Informal science fiction convention

A relaxacon (sometimes relaxicon) is a science fiction convention which has little formal programming and very few organized activities, as the point is that the organizers can relax during the convention. Though informal, relaxacons can occur on a regularly scheduled basis, such as Arisia Inc.'s Relaxacon, which was held yearly from 2006 through 2019. Starting in 2021 the running of the Arisia Relaxacon was taken over by Massachusetts Convention Fandom, Inc. (MCFI) with an attempt to make it more of a general Boston and east coast area Relaxacon.

Relaxacons are generally small, ranging from 50 to 200 attendees. They are often invitation or word-of-mouth only. They are a chance for the organizers of a large convention to get together with the other organizers and relax once the convention is over, and are held a month or more after the regular convention.
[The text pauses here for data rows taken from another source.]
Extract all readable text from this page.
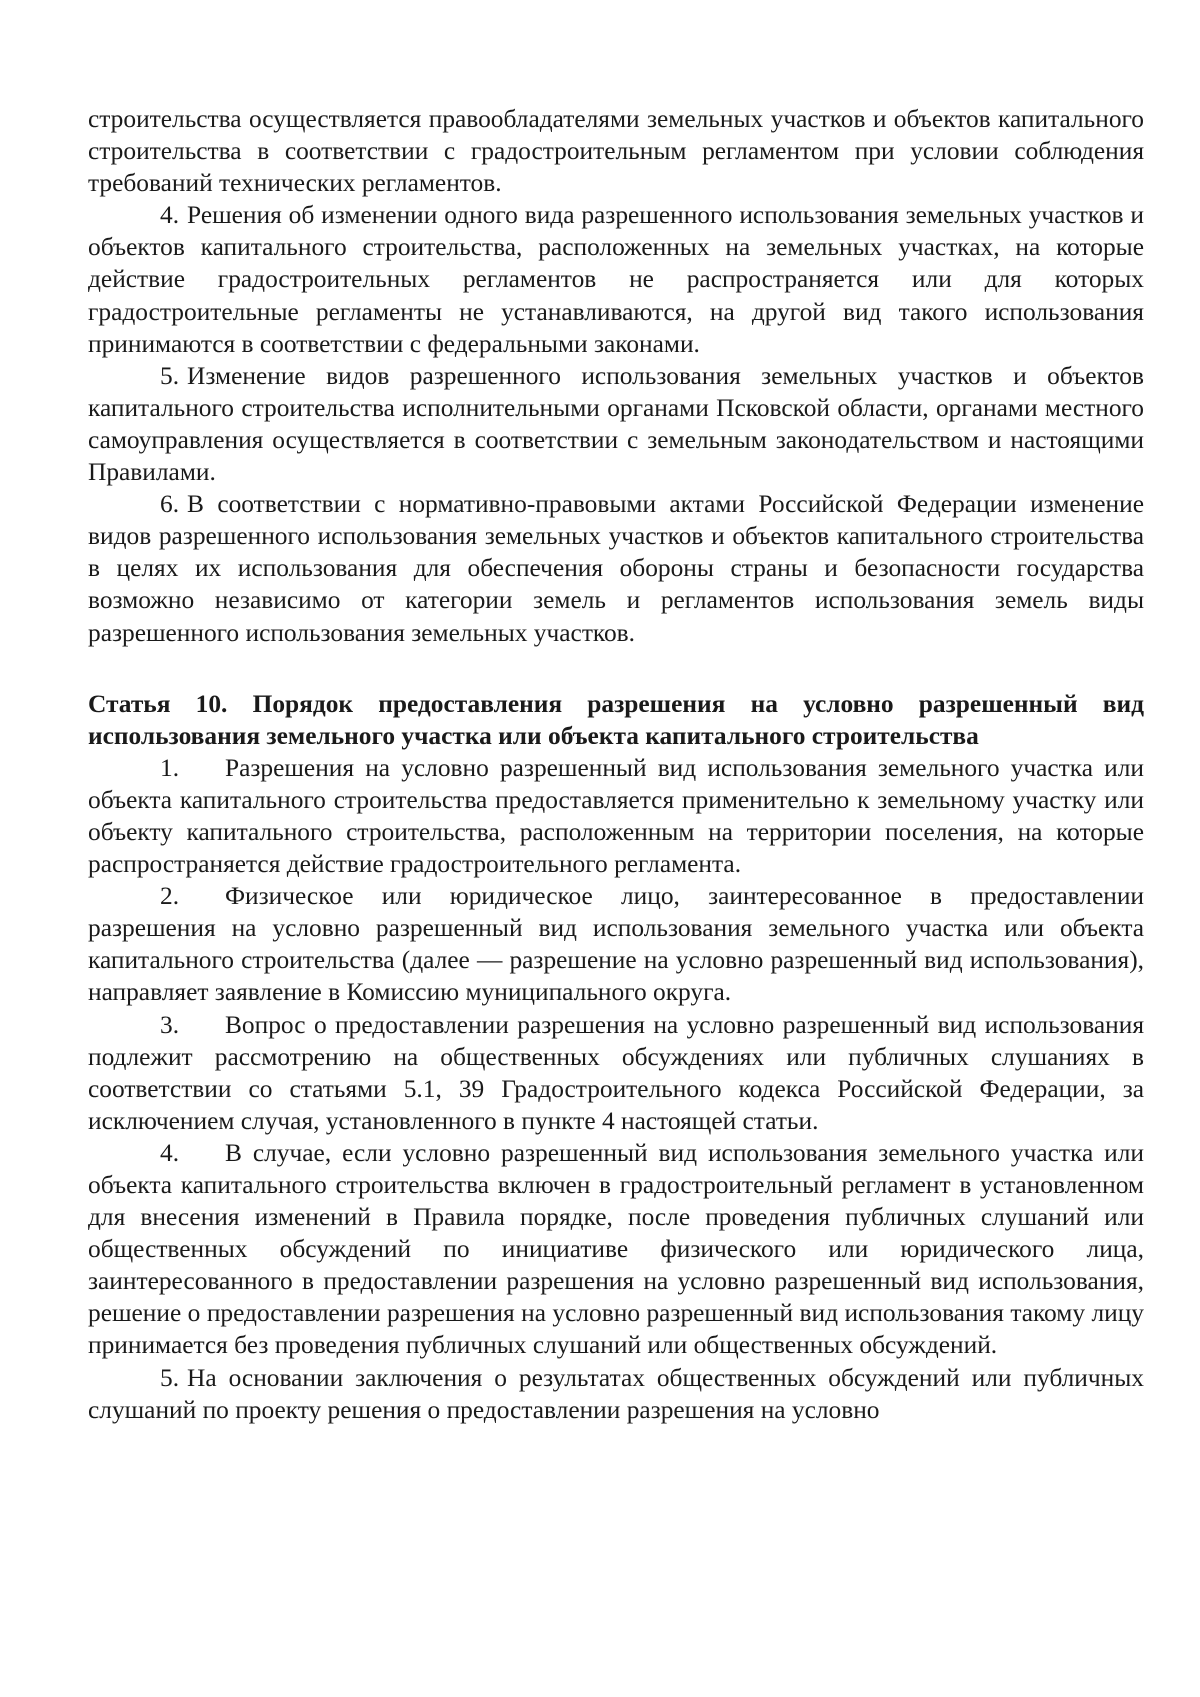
строительства осуществляется правообладателями земельных участков и объектов капитального строительства в соответствии с градостроительным регламентом при условии соблюдения требований технических регламентов.

4. Решения об изменении одного вида разрешенного использования земельных участков и объектов капитального строительства, расположенных на земельных участках, на которые действие градостроительных регламентов не распространяется или для которых градостроительные регламенты не устанавливаются, на другой вид такого использования принимаются в соответствии с федеральными законами.

5. Изменение видов разрешенного использования земельных участков и объектов капитального строительства исполнительными органами Псковской области, органами местного самоуправления осуществляется в соответствии с земельным законодательством и настоящими Правилами.

6. В соответствии с нормативно-правовыми актами Российской Федерации изменение видов разрешенного использования земельных участков и объектов капитального строительства в целях их использования для обеспечения обороны страны и безопасности государства возможно независимо от категории земель и регламентов использования земель виды разрешенного использования земельных участков.

Статья 10. Порядок предоставления разрешения на условно разрешенный вид использования земельного участка или объекта капитального строительства

1. Разрешения на условно разрешенный вид использования земельного участка или объекта капитального строительства предоставляется применительно к земельному участку или объекту капитального строительства, расположенным на территории поселения, на которые распространяется действие градостроительного регламента.

2. Физическое или юридическое лицо, заинтересованное в предоставлении разрешения на условно разрешенный вид использования земельного участка или объекта капитального строительства (далее — разрешение на условно разрешенный вид использования), направляет заявление в Комиссию муниципального округа.

3. Вопрос о предоставлении разрешения на условно разрешенный вид использования подлежит рассмотрению на общественных обсуждениях или публичных слушаниях в соответствии со статьями 5.1, 39 Градостроительного кодекса Российской Федерации, за исключением случая, установленного в пункте 4 настоящей статьи.

4. В случае, если условно разрешенный вид использования земельного участка или объекта капитального строительства включен в градостроительный регламент в установленном для внесения изменений в Правила порядке, после проведения публичных слушаний или общественных обсуждений по инициативе физического или юридического лица, заинтересованного в предоставлении разрешения на условно разрешенный вид использования, решение о предоставлении разрешения на условно разрешенный вид использования такому лицу принимается без проведения публичных слушаний или общественных обсуждений.

5. На основании заключения о результатах общественных обсуждений или публичных слушаний по проекту решения о предоставлении разрешения на условно
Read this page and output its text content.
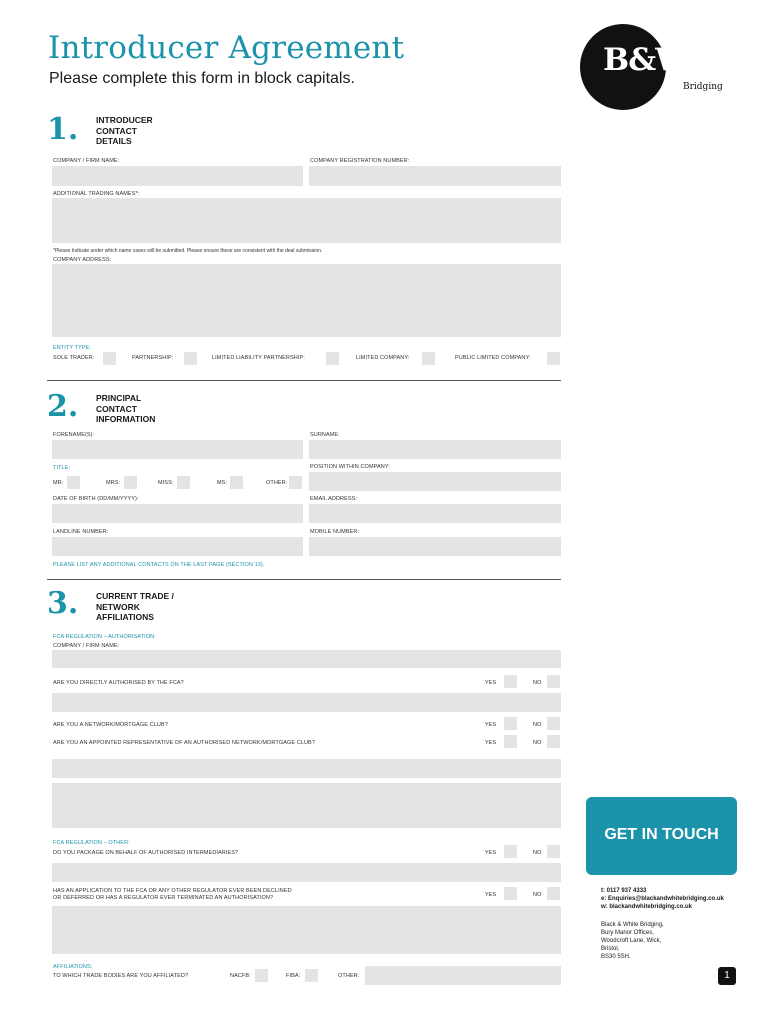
Introducer Agreement
Please complete this form in block capitals.
B&W
Bridging
1. INTRODUCER
CONTACT
DETAILS
COMPANY / FIRM NAME:	COMPANY REGISTRATION NUMBER:
ADDITIONAL TRADING NAMES*:
*Please Indicate under which name cases will be submitted. Please ensure these are consistent with the deal submission.
COMPANY ADDRESS:
ENTITY TYPE:
SOLE TRADER:	PARTNERSHIP:	LIMITED LIABILITY PARTNERSHIP:	LIMITED COMPANY:	PUBLIC LIMITED COMPANY:
2. PRINCIPAL
CONTACT
INFORMATION
FORENAME(S):	SURNAME:
TITLE:	POSITION WITHIN COMPANY:
MR:	MRS:	MISS:	MS:	OTHER:
DATE OF BIRTH (DD/MM/YYYY):	EMAIL ADDRESS:
LANDLINE NUMBER:	MOBILE NUMBER:
PLEASE LIST ANY ADDITIONAL CONTACTS ON THE LAST PAGE (SECTION 13).
3. CURRENT TRADE /
NETWORK
AFFILIATIONS
FCA REGULATION – AUTHORISATION:
COMPANY / FIRM NAME:
ARE YOU DIRECTLY AUTHORISED BY THE FCA?	YES	NO
ARE YOU A NETWORK/MORTGAGE CLUB?	YES	NO
ARE YOU AN APPOINTED REPRESENTATIVE OF AN AUTHORISED NETWORK/MORTGAGE CLUB?	YES	NO
FCA REGULATION – OTHER:
DO YOU PACKAGE ON BEHALF OF AUTHORISED INTERMEDIARIES?	YES	NO
HAS AN APPLICATION TO THE FCA OR ANY OTHER REGULATOR EVER BEEN DECLINED
OR DEFERRED OR HAS A REGULATOR EVER TERMINATED AN AUTHORISATION?	YES	NO
AFFILIATIONS:
TO WHICH TRADE BODIES ARE YOU AFFILIATED?	NACFB:	FIBA:	OTHER:
GET IN TOUCH
t: 0117 937 4333
e: Enquiries@blackandwhitebridging.co.uk
w: blackandwhitebridging.co.uk
Black & White Bridging,
Bury Manor Offices,
Woodcroft Lane, Wick,
Bristol,
BS30 5SH.
1
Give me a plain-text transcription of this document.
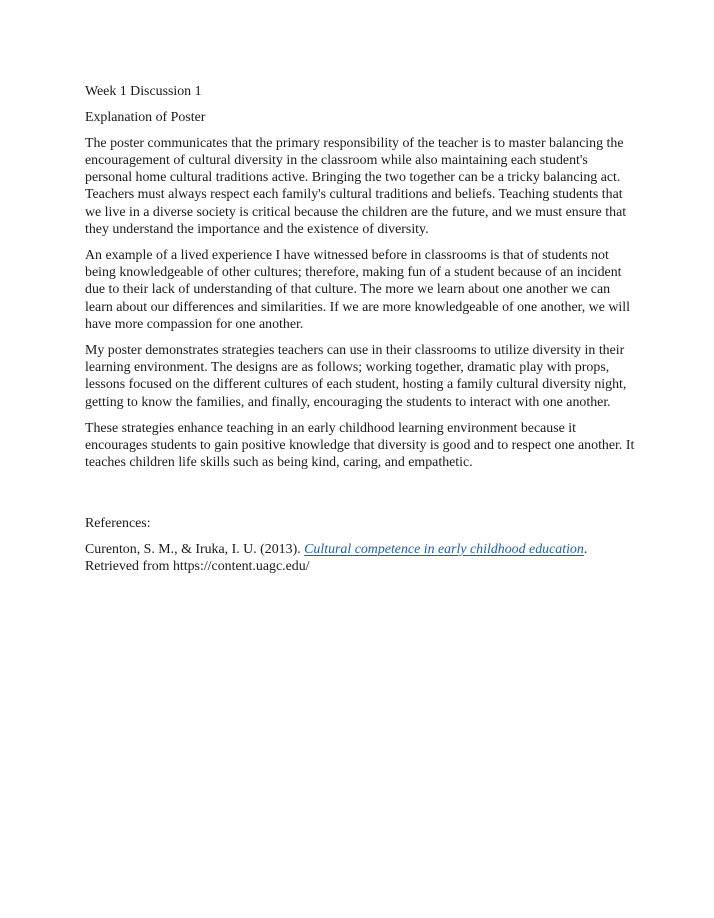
Week 1 Discussion 1

Explanation of Poster

The poster communicates that the primary responsibility of the teacher is to master balancing the encouragement of cultural diversity in the classroom while also maintaining each student's personal home cultural traditions active. Bringing the two together can be a tricky balancing act. Teachers must always respect each family's cultural traditions and beliefs. Teaching students that we live in a diverse society is critical because the children are the future, and we must ensure that they understand the importance and the existence of diversity.

An example of a lived experience I have witnessed before in classrooms is that of students not being knowledgeable of other cultures; therefore, making fun of a student because of an incident due to their lack of understanding of that culture. The more we learn about one another we can learn about our differences and similarities. If we are more knowledgeable of one another, we will have more compassion for one another.

My poster demonstrates strategies teachers can use in their classrooms to utilize diversity in their learning environment. The designs are as follows; working together, dramatic play with props, lessons focused on the different cultures of each student, hosting a family cultural diversity night, getting to know the families, and finally, encouraging the students to interact with one another.

These strategies enhance teaching in an early childhood learning environment because it encourages students to gain positive knowledge that diversity is good and to respect one another. It teaches children life skills such as being kind, caring, and empathetic.

References:

Curenton, S. M., & Iruka, I. U. (2013). Cultural competence in early childhood education.
Retrieved from https://content.uagc.edu/
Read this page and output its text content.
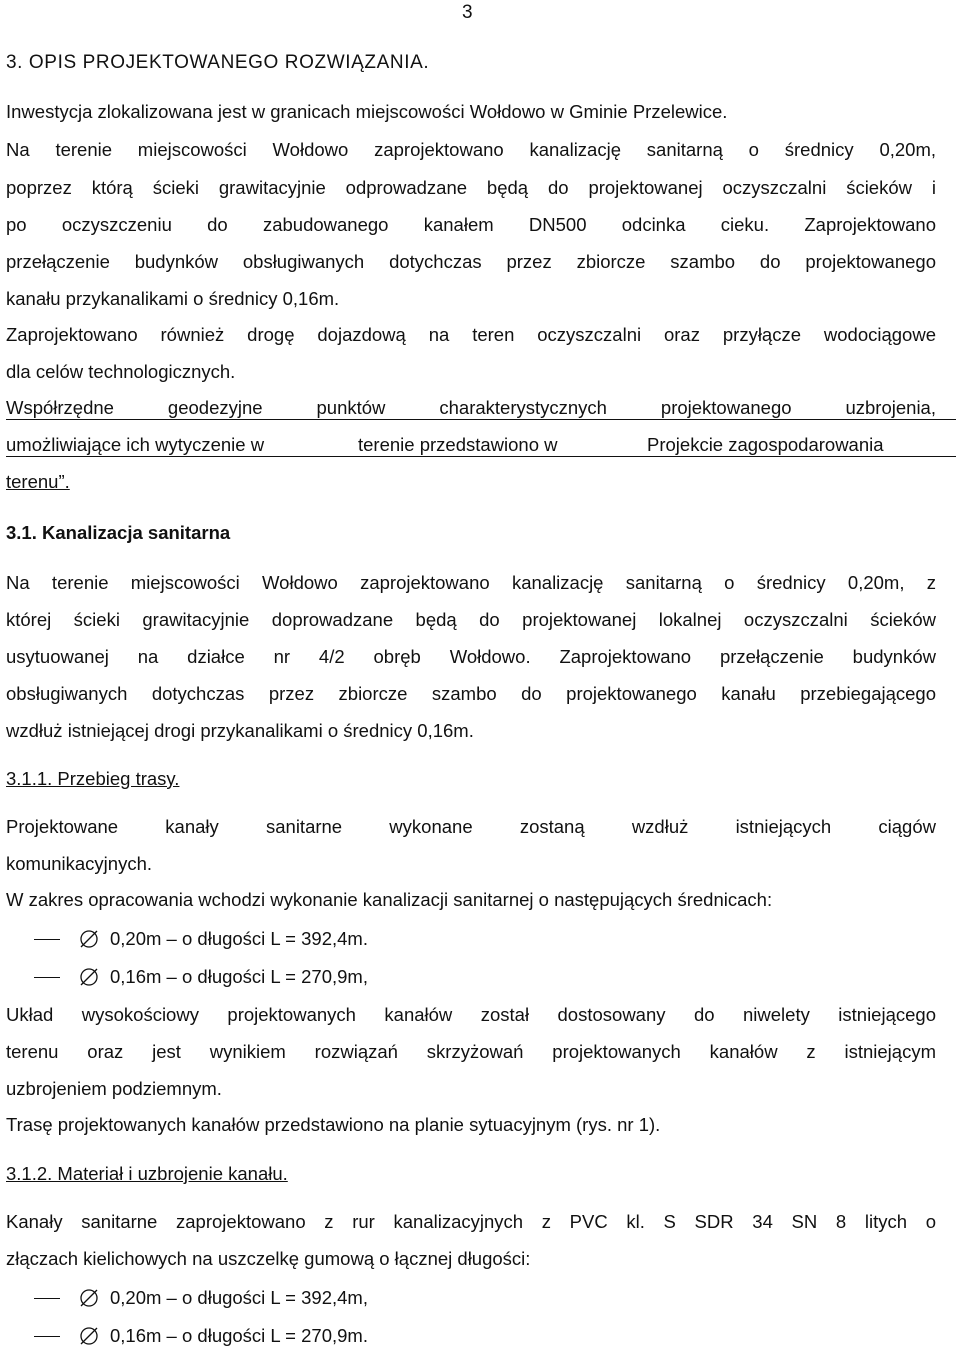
3
3. OPIS PROJEKTOWANEGO ROZWIĄZANIA.
Inwestycja zlokalizowana jest w granicach miejscowości Wołdowo w Gminie Przelewice.
Na terenie miejscowości Wołdowo zaprojektowano kanalizację sanitarną o średnicy 0,20m,
poprzez którą ścieki grawitacyjnie odprowadzane będą do projektowanej oczyszczalni ścieków i
po oczyszczeniu do zabudowanego kanałem DN500 odcinka cieku. Zaprojektowano
przełączenie budynków obsługiwanych dotychczas przez zbiorcze szambo do projektowanego
kanału przykanalikami o średnicy 0,16m.
Zaprojektowano również drogę dojazdową na teren oczyszczalni oraz przyłącze wodociągowe
dla celów technologicznych.
Współrzędne geodezyjne punktów charakterystycznych projektowanego uzbrojenia,
umożliwiające ich wytyczenie w	terenie przedstawiono w	Projekcie zagospodarowania
terenu”.
3.1. Kanalizacja sanitarna
Na terenie miejscowości Wołdowo zaprojektowano kanalizację sanitarną o średnicy 0,20m, z
której ścieki grawitacyjnie doprowadzane będą do projektowanej lokalnej oczyszczalni ścieków
usytuowanej na działce nr 4/2 obręb Wołdowo. Zaprojektowano przełączenie budynków
obsługiwanych dotychczas przez zbiorcze szambo do projektowanego kanału przebiegającego
wzdłuż istniejącej drogi przykanalikami o średnicy 0,16m.
3.1.1. Przebieg trasy.
Projektowane kanały sanitarne wykonane zostaną wzdłuż istniejących ciągów
komunikacyjnych.
W zakres opracowania wchodzi wykonanie kanalizacji sanitarnej o następujących średnicach:
0,20m – o długości L = 392,4m.
0,16m – o długości L = 270,9m,
Układ wysokościowy projektowanych kanałów został dostosowany do niwelety istniejącego
terenu oraz jest wynikiem rozwiązań skrzyżowań projektowanych kanałów z istniejącym
uzbrojeniem podziemnym.
Trasę projektowanych kanałów przedstawiono na planie sytuacyjnym (rys. nr 1).
3.1.2. Materiał i uzbrojenie kanału.
Kanały sanitarne zaprojektowano z rur kanalizacyjnych z PVC kl. S SDR 34 SN 8 litych o
złączach kielichowych na uszczelkę gumową o łącznej długości:
0,20m – o długości L = 392,4m,
0,16m – o długości L = 270,9m.
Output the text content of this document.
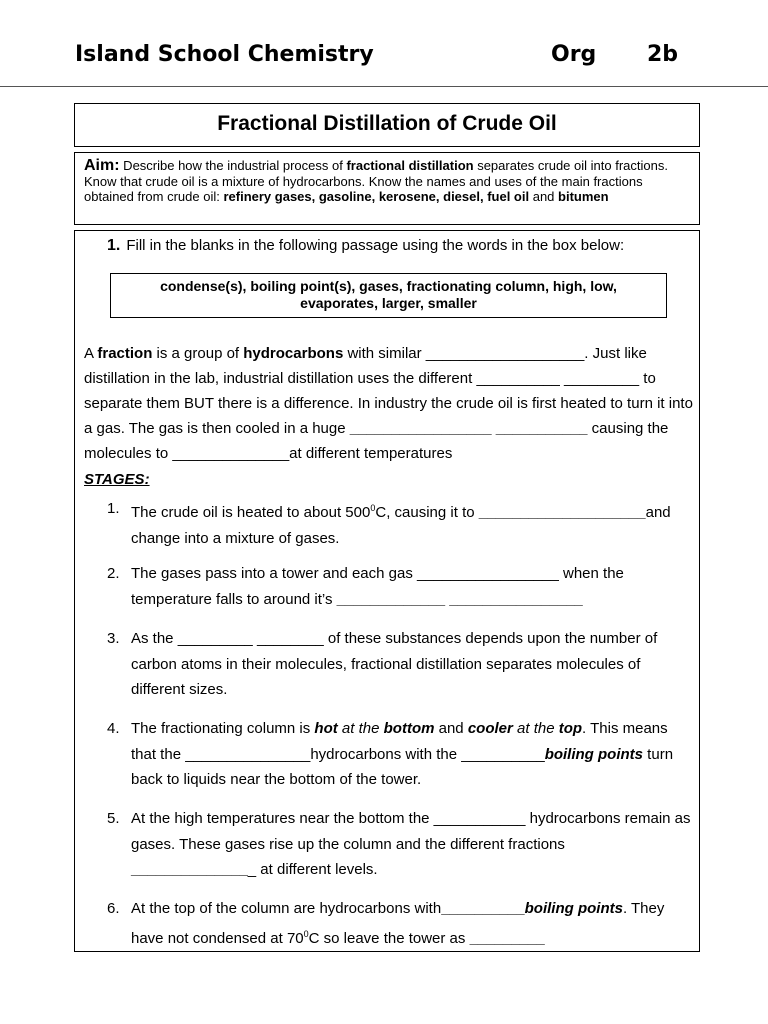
Island School Chemistry	Org 2b
Fractional Distillation of Crude Oil
Aim: Describe how the industrial process of fractional distillation separates crude oil into fractions. Know that crude oil is a mixture of hydrocarbons. Know the names and uses of the main fractions obtained from crude oil: refinery gases, gasoline, kerosene, diesel, fuel oil and bitumen
1. Fill in the blanks in the following passage using the words in the box below:
condense(s), boiling point(s), gases, fractionating column, high, low,
evaporates, larger, smaller
A fraction is a group of hydrocarbons with similar ___________________. Just like distillation in the lab, industrial distillation uses the different __________ _________ to separate them BUT there is a difference. In industry the crude oil is first heated to turn it into a gas. The gas is then cooled in a huge _________________ ___________ causing the molecules to ______________at different temperatures
STAGES:
1. The crude oil is heated to about $500^0C$, causing it to ____________________and change into a mixture of gases.
2. The gases pass into a tower and each gas _________________ when the temperature falls to around it’s _____________ ________________
3. As the _________ ________ of these substances depends upon the number of carbon atoms in their molecules, fractional distillation separates molecules of different sizes.
4. The fractionating column is hot at the bottom and cooler at the top. This means that the _______________hydrocarbons with the __________boiling points turn back to liquids near the bottom of the tower.
5. At the high temperatures near the bottom the ___________ hydrocarbons remain as gases. These gases rise up the column and the different fractions _______________ at different levels.
6. At the top of the column are hydrocarbons with__________boiling points. They have not condensed at $70^0C$ so leave the tower as _________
Some large conventions use relaxacons as a reward for volunteers, and as a way of using up leftover supplies (similar to a dead dog party). This can be seen as contributing to SMOF-ish behavior, which some members of the fandom can find off-putting.

==History==
The first convention that was labelled as relaxacon was Midwestcon in 1950.
Science fiction author Jack Chalker suggested the term originated at the 1966 Midwestcon. However, earlier uses of the word have possibly been identified in a 1956 issue of the newszine Fantasy Times and a 1957 issue of Magazine of Fantasy and Science Fiction. Both instances used the spelling "relaxicon."

==Sercon==

Relaxacons are often contrasted with Sercon conventions, ones (purportedly) devoted solely to serious constructive discussion of science fiction topics. Organizers of most of those conventions sometimes described as "sercon" tend to be uncomfortable with the label, since the term originally implied a highly unfannish lack of a sense of fun and self-perspective.